In hypothesis testing, the p-value is a crucial metric that shows the probability of obtaining results at least as extreme as the observed results, given that the null hypothesis is true. For the exercise, we need to calculate the p-value for a test statistic resulting from a two-tailed test of iron rod lengths. To find the p-value, we first calculate the test statistic using the formula:

• \[ Z = \frac{(\overline{X} - \mu)}{(\sigma / \sqrt{n})} \]

Here, \( \overline{X} \) is the sample mean, \( \mu \) is the population mean, \( \sigma \) is the standard deviation, and \( n \) is the sample size. In this case, the calculation yields a Z-score, which can then be used with a standard normal distribution table to find the p-value. The p-value tells us how extreme the observed or more extreme results are under the null hypothesis, which in this case is that the mean rod length is exactly 36 inches.

Type I error

A Type I error occurs when we wrongly reject a true null hypothesis. This is a critical consideration in hypothesis testing and quality control. In the context of the Lazurus Steel Corporation exercise, if the null hypothesis that the average iron rod length is 36 inches is rejected unjustly, it leads to unnecessary machine adjustments. Our control over making a Type I error is set by the significance level \( \alpha \), chosen as 0.02 or 0.10.

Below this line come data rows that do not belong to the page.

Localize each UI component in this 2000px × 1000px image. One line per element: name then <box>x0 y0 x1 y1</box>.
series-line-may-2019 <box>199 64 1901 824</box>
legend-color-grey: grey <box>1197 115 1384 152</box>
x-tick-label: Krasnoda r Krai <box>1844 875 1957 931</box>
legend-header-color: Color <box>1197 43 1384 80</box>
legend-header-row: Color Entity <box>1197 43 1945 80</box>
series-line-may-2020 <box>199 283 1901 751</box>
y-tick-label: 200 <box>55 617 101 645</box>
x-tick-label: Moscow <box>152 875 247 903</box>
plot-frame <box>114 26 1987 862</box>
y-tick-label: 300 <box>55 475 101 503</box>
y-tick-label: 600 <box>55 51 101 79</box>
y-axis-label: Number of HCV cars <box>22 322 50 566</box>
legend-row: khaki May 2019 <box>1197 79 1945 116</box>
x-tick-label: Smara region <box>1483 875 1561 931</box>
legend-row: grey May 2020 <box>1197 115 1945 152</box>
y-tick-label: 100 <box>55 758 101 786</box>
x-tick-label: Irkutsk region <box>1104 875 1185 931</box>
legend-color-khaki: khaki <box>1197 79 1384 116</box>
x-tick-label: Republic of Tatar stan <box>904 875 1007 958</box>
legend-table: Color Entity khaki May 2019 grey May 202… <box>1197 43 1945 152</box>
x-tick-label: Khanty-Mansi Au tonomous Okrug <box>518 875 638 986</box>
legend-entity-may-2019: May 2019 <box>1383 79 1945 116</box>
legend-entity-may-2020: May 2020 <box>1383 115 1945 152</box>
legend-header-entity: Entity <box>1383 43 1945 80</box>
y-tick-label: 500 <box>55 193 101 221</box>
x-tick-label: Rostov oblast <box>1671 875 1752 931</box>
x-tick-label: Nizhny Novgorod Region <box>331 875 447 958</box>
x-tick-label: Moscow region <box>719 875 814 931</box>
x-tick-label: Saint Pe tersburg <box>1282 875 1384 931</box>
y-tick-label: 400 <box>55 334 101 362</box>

• A significance level of 0.02 means there is a 2% risk of making a Type I error.
• Similarly, 0.10 allows for a larger, 10% risk.

Balancing the significance level is essential since a too-low \( \alpha \) might make us miss significant deviations, while a too-high \( \alpha \) increases the rate of false alarms.

two-tailed test

A two-tailed test is used in hypothesis testing when deviations in both directions from the null hypothesis are considered significant. For the exercise, Lazurus Steel's quality control involves checking if the mean rod length deviates from exactly 36 inches in either direction.

• This means, we are interested in both instances where the rod length could be lesser or greater than 36 inches.
• The test checks not only for the mean being smaller or larger but checks for any significant variations in both directions.

The critical values or p-values are thus found in both tails of the standard normal distribution curve to determine the extent of deviation from the assumed mean. If the p-value found is smaller than the set \( \alpha \), the null hypothesis is rejected, indicating a significant deviation in either direction from the expected outcome.

standard normal distribution

The standard normal distribution is a foundational concept in statistics, especially in hypothesis testing. It is a normal distribution with a mean of 0 and a standard deviation of 1. When assessing the quality of Lazurus Steel's iron rods, the normal distribution of the rod lengths is considered.

• Once we compute the Z-score from the sample data, we refer it to the standard normal distribution.
• The Z-score tells us how many standard deviations an element is from the mean.

In this exercise, using the standard normal distribution allows us to find the probability associated with the test statistic, guiding conclusions about whether to adjust the manufacturing machine.

quality control

Quality control in manufacturing processes, like those used by Lazurus Steel Corporation, ensures products meet specified standards. Ensuring rods are close to the desired 36 inches requires regular hypothesis tests. This process involves:

• Sampling rods regularly to check for significant deviation from the target mean length.
• Stopping and adjusting the machinery when deviations are statistically significant.

Through continuous quality control, the company can maintain the precision in rod lengths, minimizing defective products and maintaining customer satisfaction. The hypothesis testing plays a pivotal role here, ensuring the machinery operates within acceptable variability limits.